What about rival claims to knowledge and understanding, such as the paranormal. Wolpert does not rule out that telepathy may be a real phenomenon (and the Queen may well be a Russian spy) but the evidence against the proposition doesn't support not least (in the first case at any rate) because it would entail some fundamental revisions about the way the world is known to work. Science does not deal in absolute truth but evidence, and this is a distinction that many do not grasp. Certain mysteries have defeated all attempts to explain them - when did the first cell exist? How did the universe begin? How did something come from nothing? Profound mysteries no doubt. But positing a supernatural entity as their solution advances our understanding of the natural world not one jot.

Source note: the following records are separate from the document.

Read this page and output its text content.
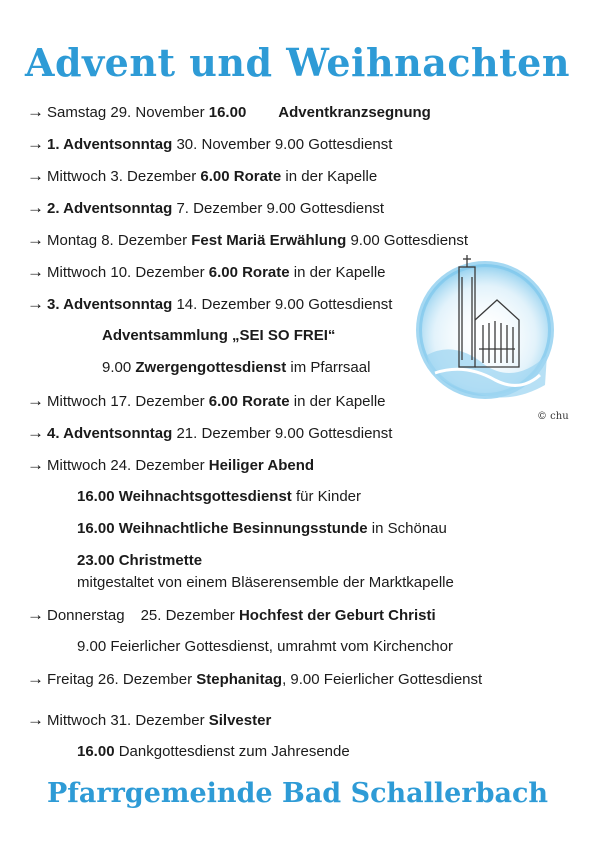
Advent und Weihnachten
© chu
→ Samstag 29. November 16.00 Adventkranzsegnung
→ 1. Adventsonntag 30. November 9.00 Gottesdienst
→ Mittwoch 3. Dezember 6.00 Rorate in der Kapelle
→ 2. Adventsonntag 7. Dezember 9.00 Gottesdienst
→ Montag 8. Dezember Fest Mariä Erwählung 9.00 Gottesdienst
→ Mittwoch 10. Dezember 6.00 Rorate in der Kapelle
→ 3. Adventsonntag 14. Dezember 9.00 Gottesdienst
Adventsammlung „SEI SO FREI“
9.00 Zwergengottesdienst im Pfarrsaal
→ Mittwoch 17. Dezember 6.00 Rorate in der Kapelle
→ 4. Adventsonntag 21. Dezember 9.00 Gottesdienst
→ Mittwoch 24. Dezember Heiliger Abend
16.00 Weihnachtsgottesdienst für Kinder
16.00 Weihnachtliche Besinnungsstunde in Schönau
23.00 Christmette
mitgestaltet von einem Bläserensemble der Marktkapelle
→ Donnerstag 25. Dezember Hochfest der Geburt Christi
9.00 Feierlicher Gottesdienst, umrahmt vom Kirchenchor
→ Freitag 26. Dezember Stephanitag, 9.00 Feierlicher Gottesdienst
→ Mittwoch 31. Dezember Silvester
16.00 Dankgottesdienst zum Jahresende
Pfarrgemeinde Bad Schallerbach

Wolpert concludes with a brief survey of the social and ethical implications of science. He points out the physics that allowed the concept of an atomic bomb to be devised was separate from the political decision taken by Franklin D Roosevelt to build the bomb. It may be that the bomb would never have been built but for the exigencies of the war (but I doubt this: a democratic society at peace might not have taken the decision but the same cannot be said for a totalitarian one like the Soviet Union).
Scientists should not be barred from undertaking and publishing research on sensitive areas. Nothing should be off-limits - race and intelligence being one controversial example mentioned. But scientists should be aware of the political and ethical implications of their research. Science cannot tell us how to live. It can inform, but not necessarily resolve, knotty political and social problems.
All in all, an excellent exposition of the unnatural nature of science: the best explanation there is for why nature is the way it is.